6. L'urgence justifie que soit prononcée la suspension d'un acte administratif lorsque l'exécution de celui-ci porte atteinte de manière suffisamment grave et immédiate à un intérêt public, à la situation du requérant ou aux intérêts qu'il entend défendre. Cette condition d'urgence est, en principe, constatée dans le cas d'un refus de renouvellement de titre de séjour. Par suite, Mme B demandant la suspension du refus de renouvellement du titre de séjour qui lui a été opposé, et la circonstance que Mme B soit placée dans une situation administrative précaire par la délivrance de récépissés de demande de titre de séjour valables seulement trois mois n'étant pas de nature à faire échec à cette présomption, la condition d'urgence prévue à l'article L. 521-1 du code de justice administrative doit être regardée comme remplie.

7. Il résulte de ce qui précède que l'exécution de la décision implicite du 24 mars 2022 par laquelle le préfet des Bouches-du-Rhône a rejeté la demande de renouvellement de titre de séjour de Mme B doit être suspendue.

8. Dès lors que le juge des référés statue par des mesures provisoires, les conclusions tendant à ce que le préfet des Bouches-du-Rhône délivre un titre de séjour à Mme B doivent être rejetées.
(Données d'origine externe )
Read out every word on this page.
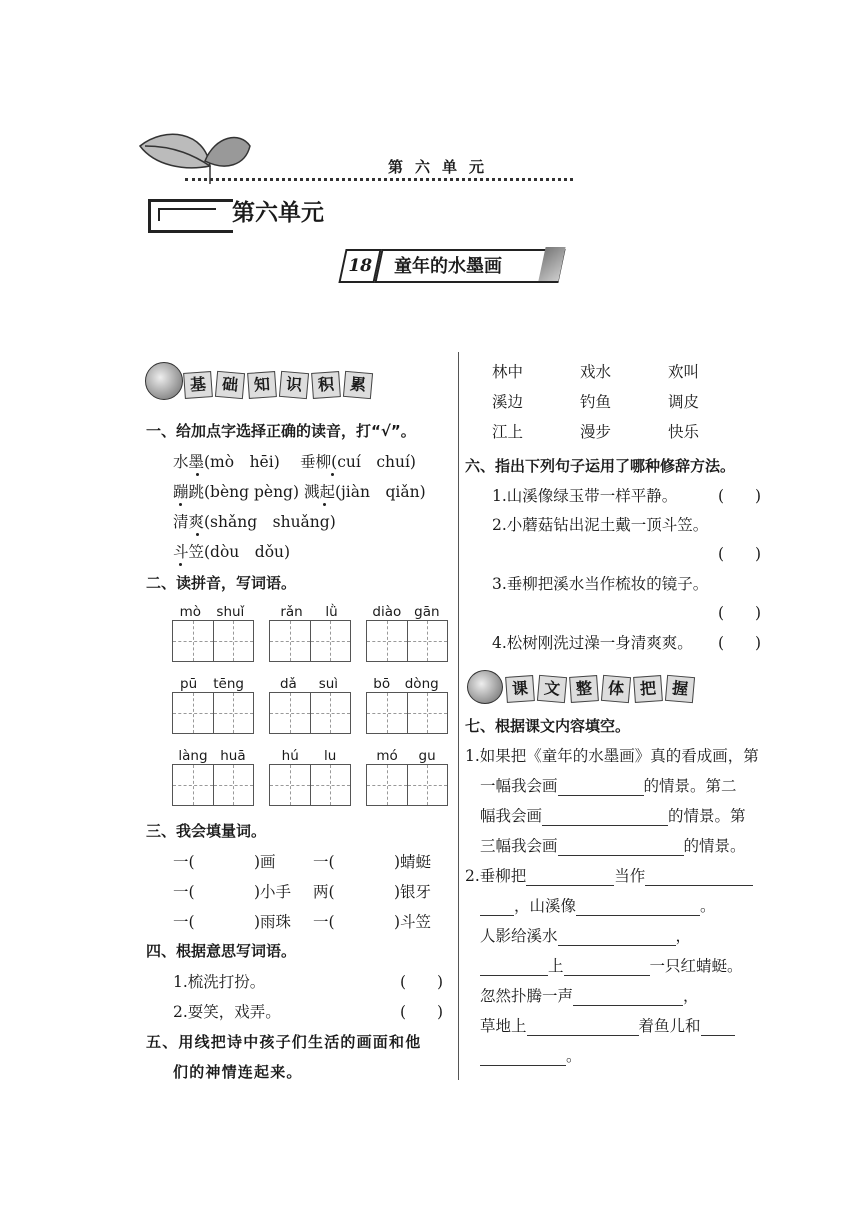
第六单元
第六单元
18	童年的水墨画
基 础 知 识 积 累
一、给加点字选择正确的读音，打“√”。
水墨(mò　hēi)　 垂柳(cuí　chuí)
蹦跳(bèng pèng) 溅起(jiàn　qiǎn)
清爽(shǎng　shuǎng)
斗笠(dòu　dǒu)
二、读拼音，写词语。
mò shuǐ	rǎn lǜ	diào gān
pū tēng	dǎ suì	bō dòng
làng huā	hú lu	mó gu
三、我会填量词。
一( 　　)画 一( 　　)蜻蜓
一( 　　)小手 两( 　　)银牙
一( 　　)雨珠 一( 　　)斗笠
四、根据意思写词语。
1.梳洗打扮。	(　　)
2.耍笑，戏弄。	(　　)
五、用线把诗中孩子们生活的画面和他
们的神情连起来。
林中	戏水	欢叫
溪边	钓鱼	调皮
江上	漫步	快乐
六、指出下列句子运用了哪种修辞方法。
1.山溪像绿玉带一样平静。	(　　)
2.小蘑菇钻出泥土戴一顶斗笠。
(　　)
3.垂柳把溪水当作梳妆的镜子。
(　　)
4.松树刚洗过澡一身清爽爽。 (　　)
课 文 整 体 把 握
七、根据课文内容填空。
1.如果把《童年的水墨画》真的看成画，第
一幅我会画	的情景。第二
幅我会画	的情景。第
三幅我会画	的情景。
2.垂柳把	当作
，山溪像	。
人影给溪水	，
上	一只红蜻蜓。
忽然扑腾一声	，
草地上	着鱼儿和
。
Toutefois, il y a lieu, en application de l'article L. 911-2 du code de l'entrée et du séjour des étrangers et du droit d'asile, d'enjoindre au préfet des Bouches-du-Rhône d'instruire la demande déposée par Mme B et de prendre une décision dans un délai d'un mois à compter de la notification de la présente ordonnance, et, dans les circonstances de l'espèce, sous astreinte de 100 euros par jour de retard. Pour la liquidation de cette astreinte le préfet des Bouches-du-Rhône communiquera au tribunal les pièces justifiant de l'exécution de la présente ordonnance dans le délai de cinq jours au plus tard à compter du terme du délai d'un mois ci-dessus.

9. Aux termes de l'article 61 du décret du 28 décembre 2020 : " () L'admission provisoire est accordée par le président du bureau ou de la section ou le président de la juridiction saisie, soit sur une demande présentée sans forme par l'intéressé, soit d'office si celui-ci a présenté une demande d'aide juridictionnelle ou d'aide à l'intervention de l'avocat sur laquelle il n'a pas encore été statué ".

10. Mme B a été admise à l'aide juridictionnelle totale par une décision du bureau d'aide juridictionnelle du 23 février 2024. Il n'y a donc pas lieu de l'admettre au bénéfice de l'aide juridictionnelle à titre provisoire. Sous réserve que Me Quinson, avocate de Mme B, bénéficiaire de l'aide juridictionnelle, renonce à percevoir la somme correspondant à la part contributive de l'État il y a lieu de mettre à la charge de l'État le versement de la somme de 800 euros à Me Quinson au titre de l'article 37 de la loi du 10 juillet 1991.

O R D O N N E :

Article 1er : Mme B n'est pas admise au bénéfice de l'aide juridictionnelle à titre provisoire.

Article 2 : L'exécution de la décision implicite du 24 mars 2022 par laquelle le préfet des Bouches-du-Rhône a rejeté la demande de renouvellement de titre de séjour de Mme B est suspendue.

Article 3 : Il est enjoint au préfet des Bouches-du-Rhône d'instruire la demande de Mme B et de prendre une nouvelle décision dans un délai d'un mois à compter de la notification de la présente ordonnance, sous astreinte de 100 euros par jour de retard. Pour la liquidation de cette astreinte, le préfet des Bouches-du-Rhône communiquera au tribunal les pièces justifiant de l'exécution de la présente ordonnance dans le délai de cinq jours au plus tard à compter du terme du délai d'un mois ci-dessus.

Article 4 : Sous réserve que Me Quinson renonce à percevoir la somme correspondant à la part contributive de l'État, ce dernier versera une somme de 800 euros à Me Laurie Quinson, avocate de Mme B, en application des dispositions du deuxième alinéa de l'article 37 de la loi du 10 juillet 1991.

Article 5 : La présente ordonnance sera notifiée à Mme A B épouse C, à Me Laurie Quinson et au ministre de l'intérieur et des outre-mer.

Copie en sera adressée au préfet des Bouches-du-Rhône.

Le juge des référés,

Signé

P-Y. GONNEAU

La République mande et ordonne au ministre de l'intérieur et des outre-mer en ce qui le concerne ou à tous commissaires de justice à ce requis en ce qui concerne les voies de droit commun contre les parties privées, de pourvoir à l'exécution de la présente décision.